Le cose accadono in un processo probabilistico, di possibilità e non più determinate dal principio di causa ed effetto.

Pensiamo che tutto dipende da cosa sentiamo dentro di noi. Questa è la verità? Ma nel momento in cui noi crediamo di dire la verità, appena la nominiamo non c'è più. La verità è inafferrabile.

La realtà può essere descritta interamente solo come compresenza di enti contrapposti, complementari e correlati tra loro; una descrizione in cui si manifesta la realtà intera non semplificata da schemi, ma colta nel suo contatto con il tutto, dalla vivente relazione di elementi contrastanti, senza un tempo univoco, in un gioco di probabilità di eventi che possono accadere nello stesso momento. Nel non-dualismo non esiste la verità o la falsità assoluta ed univoca. E non può essere altrimenti, perché la realtà stessa è contraddittoria, ambivalente ed incerta, dotata di una complessità ed interdipendenza difficile da analizzare nella sua totalità che resta un mistero.

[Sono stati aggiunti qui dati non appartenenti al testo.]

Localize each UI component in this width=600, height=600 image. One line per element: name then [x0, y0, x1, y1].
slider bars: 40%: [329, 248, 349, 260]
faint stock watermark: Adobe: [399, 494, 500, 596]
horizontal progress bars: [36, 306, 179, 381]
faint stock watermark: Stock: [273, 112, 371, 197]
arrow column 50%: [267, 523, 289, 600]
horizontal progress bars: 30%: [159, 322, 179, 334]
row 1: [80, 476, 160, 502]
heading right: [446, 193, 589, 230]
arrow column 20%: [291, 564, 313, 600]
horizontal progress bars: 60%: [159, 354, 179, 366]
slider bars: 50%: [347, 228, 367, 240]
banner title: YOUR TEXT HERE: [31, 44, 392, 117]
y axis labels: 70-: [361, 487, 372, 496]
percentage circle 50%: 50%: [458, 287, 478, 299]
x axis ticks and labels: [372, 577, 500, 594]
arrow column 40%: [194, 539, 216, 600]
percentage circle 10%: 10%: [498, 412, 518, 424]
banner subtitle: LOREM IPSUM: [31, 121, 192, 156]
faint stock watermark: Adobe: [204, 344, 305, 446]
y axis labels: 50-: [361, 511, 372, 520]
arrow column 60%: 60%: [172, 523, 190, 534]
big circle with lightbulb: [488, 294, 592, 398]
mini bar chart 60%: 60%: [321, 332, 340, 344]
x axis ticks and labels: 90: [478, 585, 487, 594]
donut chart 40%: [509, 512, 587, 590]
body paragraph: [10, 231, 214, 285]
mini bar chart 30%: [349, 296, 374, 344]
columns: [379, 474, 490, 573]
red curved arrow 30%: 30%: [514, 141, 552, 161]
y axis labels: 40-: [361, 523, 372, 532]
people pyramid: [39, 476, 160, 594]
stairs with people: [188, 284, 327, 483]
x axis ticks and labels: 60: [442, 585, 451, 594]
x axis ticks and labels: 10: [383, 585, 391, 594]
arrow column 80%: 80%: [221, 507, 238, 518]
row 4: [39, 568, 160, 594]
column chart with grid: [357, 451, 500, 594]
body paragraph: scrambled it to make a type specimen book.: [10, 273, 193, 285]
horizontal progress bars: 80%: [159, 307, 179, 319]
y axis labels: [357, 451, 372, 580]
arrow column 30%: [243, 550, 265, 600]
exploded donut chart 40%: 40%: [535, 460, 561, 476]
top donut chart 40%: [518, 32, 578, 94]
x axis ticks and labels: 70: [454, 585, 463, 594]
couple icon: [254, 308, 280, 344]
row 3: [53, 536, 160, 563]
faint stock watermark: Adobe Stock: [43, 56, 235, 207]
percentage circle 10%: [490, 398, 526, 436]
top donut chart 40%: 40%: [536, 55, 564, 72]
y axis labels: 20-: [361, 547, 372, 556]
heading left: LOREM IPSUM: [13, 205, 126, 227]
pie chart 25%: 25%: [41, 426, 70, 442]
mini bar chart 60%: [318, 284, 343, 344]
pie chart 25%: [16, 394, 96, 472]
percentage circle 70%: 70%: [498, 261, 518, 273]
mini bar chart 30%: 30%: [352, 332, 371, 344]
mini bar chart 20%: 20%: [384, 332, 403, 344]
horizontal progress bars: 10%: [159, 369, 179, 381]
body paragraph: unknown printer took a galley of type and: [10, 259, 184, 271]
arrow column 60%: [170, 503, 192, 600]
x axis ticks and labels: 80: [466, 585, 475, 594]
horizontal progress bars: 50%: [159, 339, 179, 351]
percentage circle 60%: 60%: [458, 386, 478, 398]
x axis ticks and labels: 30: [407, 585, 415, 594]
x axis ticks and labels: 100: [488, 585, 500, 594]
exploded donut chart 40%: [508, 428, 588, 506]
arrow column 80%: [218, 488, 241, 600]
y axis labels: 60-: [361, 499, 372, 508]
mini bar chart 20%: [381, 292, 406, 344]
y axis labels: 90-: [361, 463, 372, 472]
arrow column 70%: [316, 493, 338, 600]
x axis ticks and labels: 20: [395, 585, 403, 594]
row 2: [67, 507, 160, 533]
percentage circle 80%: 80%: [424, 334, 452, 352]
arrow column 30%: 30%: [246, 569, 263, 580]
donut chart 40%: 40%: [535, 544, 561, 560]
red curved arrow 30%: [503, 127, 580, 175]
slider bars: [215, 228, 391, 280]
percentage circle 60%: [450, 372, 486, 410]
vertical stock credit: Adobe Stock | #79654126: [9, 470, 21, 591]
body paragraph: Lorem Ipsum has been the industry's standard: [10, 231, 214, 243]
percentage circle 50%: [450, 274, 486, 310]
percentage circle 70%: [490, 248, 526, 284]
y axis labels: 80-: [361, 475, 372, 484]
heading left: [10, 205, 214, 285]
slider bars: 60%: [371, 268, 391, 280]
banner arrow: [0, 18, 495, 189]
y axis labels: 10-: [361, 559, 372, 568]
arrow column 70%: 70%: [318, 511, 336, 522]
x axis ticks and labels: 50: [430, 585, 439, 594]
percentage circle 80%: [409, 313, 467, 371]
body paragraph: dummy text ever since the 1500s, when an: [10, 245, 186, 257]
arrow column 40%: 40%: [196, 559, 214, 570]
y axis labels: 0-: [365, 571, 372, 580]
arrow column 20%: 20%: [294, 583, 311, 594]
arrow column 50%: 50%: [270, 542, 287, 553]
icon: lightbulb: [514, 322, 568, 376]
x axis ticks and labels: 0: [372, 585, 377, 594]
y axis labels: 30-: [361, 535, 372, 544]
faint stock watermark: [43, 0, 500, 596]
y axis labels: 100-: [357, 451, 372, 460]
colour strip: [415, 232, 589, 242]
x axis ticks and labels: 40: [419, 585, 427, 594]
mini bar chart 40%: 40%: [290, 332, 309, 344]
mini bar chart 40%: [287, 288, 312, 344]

La ricerca in questo contesto filosofico si muove lungo una polarità dove il ricercatore deve essere consapevole che nel momento in cui studia con la sua teoria e strumenti un fenomeno, ha già condizionato il risultato finale della ricerca. Allora lo stesso ricercatore non si deve identificare con i risultati della ricerca fatta.
Meglio osservare da più punti di vista un fenomeno da studiare, con i pro e i contro e con diversi quadri di riferimento che si presentono ogni volta, dove il risultato finale non è una verità accertata ma possibile. Non c'è determinismo ma un processo probabilistico dove le cose accadono in una miriade di possibilità.
Nel mistero dell’esistenza le cose sono incerte.